Requirements to Be Eligible for the CPPS

Academic Requirements

You must have a bachelor’s degree from a regionally accredited college or university or from another college that is acceptable to the Board.

Experience Requirements

To be eligible for the examination, you must (a) have 48 months (four years) of experience where at least 50% is in the professional practice of product stewardship and (b) currently be engaged in active practice at the time of application. If your product stewardship career has been interrupted for one year or less (because of unemployment, medical leave, or so on), we will consider you to be “in practice” for up to one year following your last position for the purpose of determining examination eligibility. Any time outside of employment, however, cannot be counted toward experience credit.

 

Professional-Level Experience

To be recognized as “professional-level” work acceptable to the Board, your experience must meet the following four criteria:

  • Independence of actions. This relates to the amount of planning, self-direction, decision-making, and autonomy involved in your work experience.
  • Depth of work. This relates to the extent to which your work experience requires data-gathering, analysis, and interpretation.
  • Level of interaction. This relates to the degree to which you interact with a broad spectrum of contacts, including decision-makers.
  • Responsibility for work outcome. This relates to accuracy and the extent to which you are held accountable for your work and decisions.

Research, teaching, or product stewardship program administration can also satisfy experience requirements if you have done them at a professional level.

 

Product Stewardship Practice

A candidate must also be practicing product stewardship. The process of product stewardship practice encompasses the health, safety, regulatory compliance, legal, sustainability, and environmental aspects of chemical raw materials, intermediates, and/or industrial, commercial, and consumer products throughout their life cycle and across the value chain.

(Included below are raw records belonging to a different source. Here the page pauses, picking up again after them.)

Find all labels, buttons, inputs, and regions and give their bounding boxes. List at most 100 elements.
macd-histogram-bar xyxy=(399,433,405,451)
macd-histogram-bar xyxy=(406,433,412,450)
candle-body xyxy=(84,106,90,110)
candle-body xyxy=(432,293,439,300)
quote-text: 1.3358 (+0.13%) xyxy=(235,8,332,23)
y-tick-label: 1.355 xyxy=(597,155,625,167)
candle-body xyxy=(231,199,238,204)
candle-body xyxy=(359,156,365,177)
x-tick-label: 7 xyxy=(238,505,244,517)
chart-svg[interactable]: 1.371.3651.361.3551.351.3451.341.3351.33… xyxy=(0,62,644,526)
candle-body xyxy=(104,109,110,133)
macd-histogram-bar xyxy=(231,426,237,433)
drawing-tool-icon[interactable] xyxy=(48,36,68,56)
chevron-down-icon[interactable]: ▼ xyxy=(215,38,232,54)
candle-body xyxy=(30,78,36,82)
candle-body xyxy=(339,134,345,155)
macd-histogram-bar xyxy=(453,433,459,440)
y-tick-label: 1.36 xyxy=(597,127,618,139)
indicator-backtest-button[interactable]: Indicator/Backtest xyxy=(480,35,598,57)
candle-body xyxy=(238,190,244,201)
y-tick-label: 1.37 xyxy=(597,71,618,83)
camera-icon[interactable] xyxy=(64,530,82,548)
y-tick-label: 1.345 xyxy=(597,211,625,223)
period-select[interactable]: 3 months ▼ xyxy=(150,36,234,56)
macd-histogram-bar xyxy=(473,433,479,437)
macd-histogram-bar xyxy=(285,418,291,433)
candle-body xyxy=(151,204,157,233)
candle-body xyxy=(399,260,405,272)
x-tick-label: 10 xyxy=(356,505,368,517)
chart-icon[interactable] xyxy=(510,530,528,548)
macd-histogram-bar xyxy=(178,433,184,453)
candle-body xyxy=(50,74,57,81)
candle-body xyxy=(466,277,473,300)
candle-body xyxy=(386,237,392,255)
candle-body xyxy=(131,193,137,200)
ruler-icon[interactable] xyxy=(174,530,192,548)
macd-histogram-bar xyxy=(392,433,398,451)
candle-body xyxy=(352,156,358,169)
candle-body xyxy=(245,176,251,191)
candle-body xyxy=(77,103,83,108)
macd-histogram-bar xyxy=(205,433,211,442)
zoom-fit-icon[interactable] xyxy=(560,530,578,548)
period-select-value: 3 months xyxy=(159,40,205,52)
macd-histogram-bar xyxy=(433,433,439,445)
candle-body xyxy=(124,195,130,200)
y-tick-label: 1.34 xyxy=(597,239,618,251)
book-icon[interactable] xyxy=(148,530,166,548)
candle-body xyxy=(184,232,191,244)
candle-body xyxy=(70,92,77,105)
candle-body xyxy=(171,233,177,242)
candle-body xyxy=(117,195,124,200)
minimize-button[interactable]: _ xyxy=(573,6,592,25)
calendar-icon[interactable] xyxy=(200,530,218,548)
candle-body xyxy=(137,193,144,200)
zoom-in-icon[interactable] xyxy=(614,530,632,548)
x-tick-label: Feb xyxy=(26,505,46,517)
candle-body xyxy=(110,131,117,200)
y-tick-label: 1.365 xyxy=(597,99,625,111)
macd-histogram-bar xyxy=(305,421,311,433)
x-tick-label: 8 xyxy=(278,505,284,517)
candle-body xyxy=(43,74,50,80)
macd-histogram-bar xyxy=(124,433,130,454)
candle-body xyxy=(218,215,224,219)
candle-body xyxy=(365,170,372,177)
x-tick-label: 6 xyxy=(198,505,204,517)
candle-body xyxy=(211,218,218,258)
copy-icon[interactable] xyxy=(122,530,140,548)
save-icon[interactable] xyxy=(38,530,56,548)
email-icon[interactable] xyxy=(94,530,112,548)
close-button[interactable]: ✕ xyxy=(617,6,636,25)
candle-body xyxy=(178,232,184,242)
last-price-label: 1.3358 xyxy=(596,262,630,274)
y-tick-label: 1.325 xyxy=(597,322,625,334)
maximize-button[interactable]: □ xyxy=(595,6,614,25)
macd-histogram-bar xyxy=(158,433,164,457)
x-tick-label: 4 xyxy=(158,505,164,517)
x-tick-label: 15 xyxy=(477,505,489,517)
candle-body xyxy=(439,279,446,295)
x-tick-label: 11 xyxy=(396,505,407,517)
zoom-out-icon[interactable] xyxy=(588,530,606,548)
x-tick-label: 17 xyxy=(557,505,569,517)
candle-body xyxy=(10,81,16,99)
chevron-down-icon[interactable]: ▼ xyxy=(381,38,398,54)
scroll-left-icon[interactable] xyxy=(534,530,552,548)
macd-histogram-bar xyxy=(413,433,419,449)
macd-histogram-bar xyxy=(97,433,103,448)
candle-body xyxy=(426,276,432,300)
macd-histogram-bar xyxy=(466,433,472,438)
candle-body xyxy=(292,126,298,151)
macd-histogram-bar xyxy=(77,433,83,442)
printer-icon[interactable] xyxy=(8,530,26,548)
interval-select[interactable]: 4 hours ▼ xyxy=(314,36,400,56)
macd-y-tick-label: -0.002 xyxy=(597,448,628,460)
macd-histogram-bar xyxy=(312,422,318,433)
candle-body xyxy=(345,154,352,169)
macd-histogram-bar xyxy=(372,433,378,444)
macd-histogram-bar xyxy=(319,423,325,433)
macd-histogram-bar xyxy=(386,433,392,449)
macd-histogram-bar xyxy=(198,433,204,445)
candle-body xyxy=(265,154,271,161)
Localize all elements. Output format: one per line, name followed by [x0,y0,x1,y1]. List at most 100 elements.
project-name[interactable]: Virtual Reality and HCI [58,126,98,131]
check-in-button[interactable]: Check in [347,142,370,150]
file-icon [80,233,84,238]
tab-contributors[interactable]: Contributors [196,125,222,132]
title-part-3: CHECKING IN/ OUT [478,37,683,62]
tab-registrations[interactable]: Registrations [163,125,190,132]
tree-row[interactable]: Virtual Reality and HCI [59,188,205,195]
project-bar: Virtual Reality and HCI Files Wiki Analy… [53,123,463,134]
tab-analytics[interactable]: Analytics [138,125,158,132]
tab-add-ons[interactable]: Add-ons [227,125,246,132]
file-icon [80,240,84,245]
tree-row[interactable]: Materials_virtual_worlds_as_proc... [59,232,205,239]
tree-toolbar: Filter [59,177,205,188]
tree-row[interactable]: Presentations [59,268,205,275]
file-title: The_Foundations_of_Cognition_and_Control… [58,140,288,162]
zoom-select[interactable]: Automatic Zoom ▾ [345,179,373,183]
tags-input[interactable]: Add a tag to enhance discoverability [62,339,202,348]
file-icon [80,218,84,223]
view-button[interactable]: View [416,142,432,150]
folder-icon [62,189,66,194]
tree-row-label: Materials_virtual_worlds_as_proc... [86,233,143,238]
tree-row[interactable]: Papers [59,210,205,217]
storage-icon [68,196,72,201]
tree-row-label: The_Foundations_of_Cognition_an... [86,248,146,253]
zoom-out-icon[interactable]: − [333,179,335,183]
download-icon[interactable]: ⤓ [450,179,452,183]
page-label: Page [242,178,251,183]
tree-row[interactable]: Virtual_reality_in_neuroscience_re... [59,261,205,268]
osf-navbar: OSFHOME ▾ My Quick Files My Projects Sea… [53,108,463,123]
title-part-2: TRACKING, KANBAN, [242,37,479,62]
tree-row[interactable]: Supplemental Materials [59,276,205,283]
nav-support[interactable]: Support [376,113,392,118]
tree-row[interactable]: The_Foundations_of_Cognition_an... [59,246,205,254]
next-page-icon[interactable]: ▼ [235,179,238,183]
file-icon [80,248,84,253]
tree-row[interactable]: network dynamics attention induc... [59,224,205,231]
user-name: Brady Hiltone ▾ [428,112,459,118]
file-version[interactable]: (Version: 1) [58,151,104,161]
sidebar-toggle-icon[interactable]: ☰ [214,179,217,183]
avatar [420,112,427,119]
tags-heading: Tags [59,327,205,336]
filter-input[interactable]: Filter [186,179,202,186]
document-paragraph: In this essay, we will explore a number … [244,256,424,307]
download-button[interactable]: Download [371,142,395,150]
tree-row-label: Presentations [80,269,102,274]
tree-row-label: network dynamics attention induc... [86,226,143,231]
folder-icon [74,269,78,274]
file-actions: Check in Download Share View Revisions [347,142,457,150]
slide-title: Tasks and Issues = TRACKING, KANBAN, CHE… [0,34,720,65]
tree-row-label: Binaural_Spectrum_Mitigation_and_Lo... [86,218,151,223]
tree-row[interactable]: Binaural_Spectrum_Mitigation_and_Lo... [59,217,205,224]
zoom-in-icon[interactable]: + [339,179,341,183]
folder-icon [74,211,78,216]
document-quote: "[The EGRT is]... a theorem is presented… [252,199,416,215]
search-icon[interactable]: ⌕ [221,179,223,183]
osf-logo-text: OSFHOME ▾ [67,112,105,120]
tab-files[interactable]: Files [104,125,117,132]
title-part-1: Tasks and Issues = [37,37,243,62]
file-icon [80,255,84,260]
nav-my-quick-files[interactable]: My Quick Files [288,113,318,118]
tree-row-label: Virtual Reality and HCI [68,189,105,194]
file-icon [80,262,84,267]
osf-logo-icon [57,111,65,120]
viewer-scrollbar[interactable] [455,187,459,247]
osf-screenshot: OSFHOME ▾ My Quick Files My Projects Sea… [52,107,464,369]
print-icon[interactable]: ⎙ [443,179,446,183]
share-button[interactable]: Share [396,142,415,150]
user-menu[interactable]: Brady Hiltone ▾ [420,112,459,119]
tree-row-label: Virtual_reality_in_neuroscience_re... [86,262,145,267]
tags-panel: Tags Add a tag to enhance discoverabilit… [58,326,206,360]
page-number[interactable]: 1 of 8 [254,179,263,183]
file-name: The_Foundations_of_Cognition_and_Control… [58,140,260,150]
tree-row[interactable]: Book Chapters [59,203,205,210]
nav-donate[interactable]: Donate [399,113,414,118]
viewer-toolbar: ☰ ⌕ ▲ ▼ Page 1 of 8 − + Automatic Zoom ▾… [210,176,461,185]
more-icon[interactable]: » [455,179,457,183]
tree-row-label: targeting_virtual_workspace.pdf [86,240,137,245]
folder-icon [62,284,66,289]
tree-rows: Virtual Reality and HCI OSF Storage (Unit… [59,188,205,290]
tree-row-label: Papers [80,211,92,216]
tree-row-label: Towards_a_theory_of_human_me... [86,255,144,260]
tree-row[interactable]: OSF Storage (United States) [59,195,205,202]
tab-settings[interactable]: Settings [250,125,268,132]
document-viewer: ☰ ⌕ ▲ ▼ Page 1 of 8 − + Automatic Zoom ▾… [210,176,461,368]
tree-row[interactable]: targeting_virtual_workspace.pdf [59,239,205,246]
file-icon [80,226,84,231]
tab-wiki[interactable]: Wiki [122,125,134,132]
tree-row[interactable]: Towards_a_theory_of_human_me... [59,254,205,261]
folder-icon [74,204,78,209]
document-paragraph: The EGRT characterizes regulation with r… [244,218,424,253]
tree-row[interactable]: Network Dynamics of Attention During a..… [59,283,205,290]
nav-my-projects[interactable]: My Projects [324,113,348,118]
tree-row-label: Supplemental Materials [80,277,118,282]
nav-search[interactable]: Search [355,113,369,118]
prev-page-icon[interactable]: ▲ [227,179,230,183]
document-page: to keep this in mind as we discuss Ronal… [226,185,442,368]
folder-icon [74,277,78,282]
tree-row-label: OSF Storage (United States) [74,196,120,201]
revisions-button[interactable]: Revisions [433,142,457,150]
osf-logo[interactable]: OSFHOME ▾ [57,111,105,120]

  Avoid Investigations about the Validity of Your References and Documents: When references from different people have identical wording, they will be investigated to determine who actually prepared the reference. This can cause delays that may cause you to be prevented from taking the exam or being blocked permanently if you are found to have prepared the content of the reference. Sometimes, your supervisors and colleagues who are providing your references may need a memory jog about the work that you have done for them. Provide it verbally, not in writing or from a written job description, so that they are not tempted to cut and paste. Make sure that what you tell them is unique to the job that you did to avoid giving exactly the same information to other references and employers.  

Ineligible Professional Experiences:  The following do not count toward the work experience requirement:

  • Pre-professional level experience
  • Courses or research done for academic credit
  • Teaching course content that is pre-professional level

Professional References

Individuals wishing to apply for an EPI designation must provide three references from environmental professional.  Applicants for the EPI must minimally have references submitted from three environmental professionals who are familiar with your academic abilities and achievements such as professors from your degree program. Applicants for the EPI who also have actual environmental work experience are encouraged to obtain references from supervisors or others who are familiar with your environmental work.

Each reference must be provided on the Board’s QEP Professional Reference Questionnaire Form (PRQ), have a hand-written signature (not a typed or script font) or a digital signature, and be prepared only by the person giving the reference. This form can be found on the BGC website in the QEP Documents & Forms section.

Avoid Investigations about the Validity of Your References and Documents: When references from different people have identical wording, they will be investigated to determine who actually prepared the reference. This may cause you to be prevented from taking the exam or being blocked permanently if you are found to have prepared the content of the reference. Sometimes, your supervisors and colleagues who are providing your references may need a memory jog about the work that you have done for them. Provide it verbally, not in writing or from a written job description, so that they are not tempted to cut and paste. Make sure that what you tell them what was unique to the acheivements that  you areasking them to base their reference on  and avoid giving exactly the same information to others that you are requesting references from.